Changes to section 75 of the Pensions Act 1995
The DWP intends to issue draft regulations which will amend the regime governing "section 75 debts" (payable when a company ceases to have active members in a defined benefit pension scheme; for example, on the sale of a subsidiary or on an internal reorganisation where members are TUPE transferred to a new employer). It is expected that there will be a consultation period, with the new regulations due to take effect at the beginning of December 2007.
As yet, the DWP have not given any public indications of their likely content, but we understand that the intention is to rectify some of the perceived shortcomings of the current legislation. There are likely to be transitional issues affecting transactions which span the consultation period and the effective date of the changes. We will issue a further e-bulletin when these new regulations have been published.
Update to the Regulator's guidance on the clearance procedure
The Pensions Regulator intends to publish an update to its clearance guidance over the Summer. This will be a follow-up to its clearance "reminder" issued in May this year. This stated that, where there is a significant weakening of the employer covenant (for example, on a highly leveraged transaction and/or where the assets to which the scheme currently has recourse are being removed from the employer group) then "clearance is an appropriate consideration irrespective of the funding position of the scheme."
In its reminder, the Regulator also stated that, in these types of circumstances, the scheme's trustees should "consider whether to seek a materially enhanced level of mitigation in excess of FRS 17/IAS 19." However, the Regulator did not indicate what level of funding might equate to a "materially enhanced level".

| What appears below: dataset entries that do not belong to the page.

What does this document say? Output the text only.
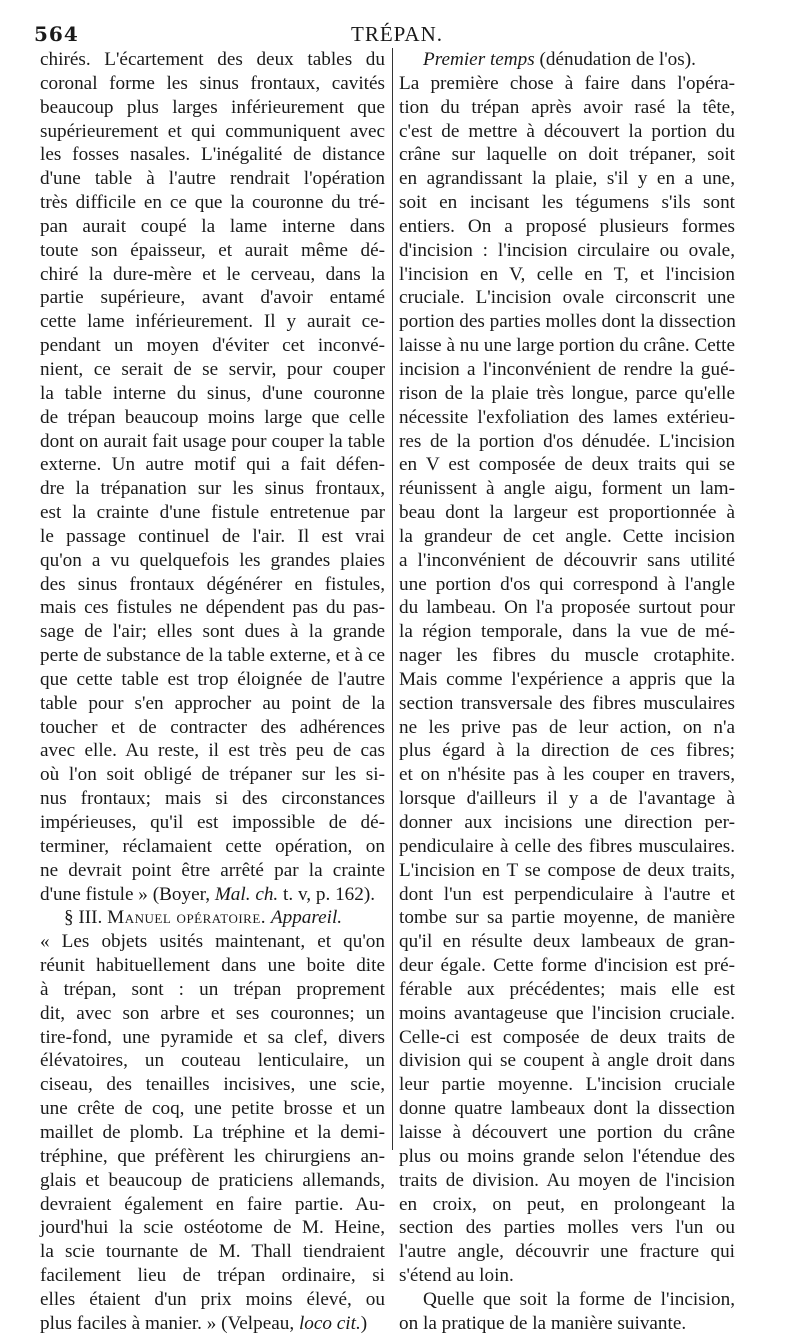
564	TRÉPAN.
chirés. L'écartement des deux tables du
coronal forme les sinus frontaux, cavités
beaucoup plus larges inférieurement que
supérieurement et qui communiquent avec
les fosses nasales. L'inégalité de distance
d'une table à l'autre rendrait l'opération
très difficile en ce que la couronne du tré-
pan aurait coupé la lame interne dans
toute son épaisseur, et aurait même dé-
chiré la dure-mère et le cerveau, dans la
partie supérieure, avant d'avoir entamé
cette lame inférieurement. Il y aurait ce-
pendant un moyen d'éviter cet inconvé-
nient, ce serait de se servir, pour couper
la table interne du sinus, d'une couronne
de trépan beaucoup moins large que celle
dont on aurait fait usage pour couper la table
externe. Un autre motif qui a fait défen-
dre la trépanation sur les sinus frontaux,
est la crainte d'une fistule entretenue par
le passage continuel de l'air. Il est vrai
qu'on a vu quelquefois les grandes plaies
des sinus frontaux dégénérer en fistules,
mais ces fistules ne dépendent pas du pas-
sage de l'air; elles sont dues à la grande
perte de substance de la table externe, et à ce
que cette table est trop éloignée de l'autre
table pour s'en approcher au point de la
toucher et de contracter des adhérences
avec elle. Au reste, il est très peu de cas
où l'on soit obligé de trépaner sur les si-
nus frontaux; mais si des circonstances
impérieuses, qu'il est impossible de dé-
terminer, réclamaient cette opération, on
ne devrait point être arrêté par la crainte
d'une fistule » (Boyer, Mal. ch. t. v, p. 162).
§ III. Manuel opératoire. Appareil.
« Les objets usités maintenant, et qu'on
réunit habituellement dans une boite dite
à trépan, sont : un trépan proprement
dit, avec son arbre et ses couronnes; un
tire-fond, une pyramide et sa clef, divers
élévatoires, un couteau lenticulaire, un
ciseau, des tenailles incisives, une scie,
une crête de coq, une petite brosse et un
maillet de plomb. La tréphine et la demi-
tréphine, que préfèrent les chirurgiens an-
glais et beaucoup de praticiens allemands,
devraient également en faire partie. Au-
jourd'hui la scie ostéotome de M. Heine,
la scie tournante de M. Thall tiendraient
facilement lieu de trépan ordinaire, si
elles étaient d'un prix moins élevé, ou
plus faciles à manier. » (Velpeau, loco cit.)
Premier temps (dénudation de l'os).
La première chose à faire dans l'opéra-
tion du trépan après avoir rasé la tête,
c'est de mettre à découvert la portion du
crâne sur laquelle on doit trépaner, soit
en agrandissant la plaie, s'il y en a une,
soit en incisant les tégumens s'ils sont
entiers. On a proposé plusieurs formes
d'incision : l'incision circulaire ou ovale,
l'incision en V, celle en T, et l'incision
cruciale. L'incision ovale circonscrit une
portion des parties molles dont la dissection
laisse à nu une large portion du crâne. Cette
incision a l'inconvénient de rendre la gué-
rison de la plaie très longue, parce qu'elle
nécessite l'exfoliation des lames extérieu-
res de la portion d'os dénudée. L'incision
en V est composée de deux traits qui se
réunissent à angle aigu, forment un lam-
beau dont la largeur est proportionnée à
la grandeur de cet angle. Cette incision
a l'inconvénient de découvrir sans utilité
une portion d'os qui correspond à l'angle
du lambeau. On l'a proposée surtout pour
la région temporale, dans la vue de mé-
nager les fibres du muscle crotaphite.
Mais comme l'expérience a appris que la
section transversale des fibres musculaires
ne les prive pas de leur action, on n'a
plus égard à la direction de ces fibres;
et on n'hésite pas à les couper en travers,
lorsque d'ailleurs il y a de l'avantage à
donner aux incisions une direction per-
pendiculaire à celle des fibres musculaires.
L'incision en T se compose de deux traits,
dont l'un est perpendiculaire à l'autre et
tombe sur sa partie moyenne, de manière
qu'il en résulte deux lambeaux de gran-
deur égale. Cette forme d'incision est pré-
férable aux précédentes; mais elle est
moins avantageuse que l'incision cruciale.
Celle-ci est composée de deux traits de
division qui se coupent à angle droit dans
leur partie moyenne. L'incision cruciale
donne quatre lambeaux dont la dissection
laisse à découvert une portion du crâne
plus ou moins grande selon l'étendue des
traits de division. Au moyen de l'incision
en croix, on peut, en prolongeant la
section des parties molles vers l'un ou
l'autre angle, découvrir une fracture qui
s'étend au loin.
Quelle que soit la forme de l'incision,
on la pratique de la manière suivante.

The Regulator's statement is relevant on highly leveraged transactions, even where the parties decide not to seek formal clearance. Parties to such transactions are at the very least likely to have to negotiate with the trustees of the affected scheme, notwithstanding that the scheme may be well funded on an IAS 19 basis. In such negotiations, the trustees are likely to seek additional funding at a level between IAS 19 and full buy-out; or better security, perhaps in the form of a company guarantee.
It is expected that the upcoming clearance update will expand on the Regulator's position.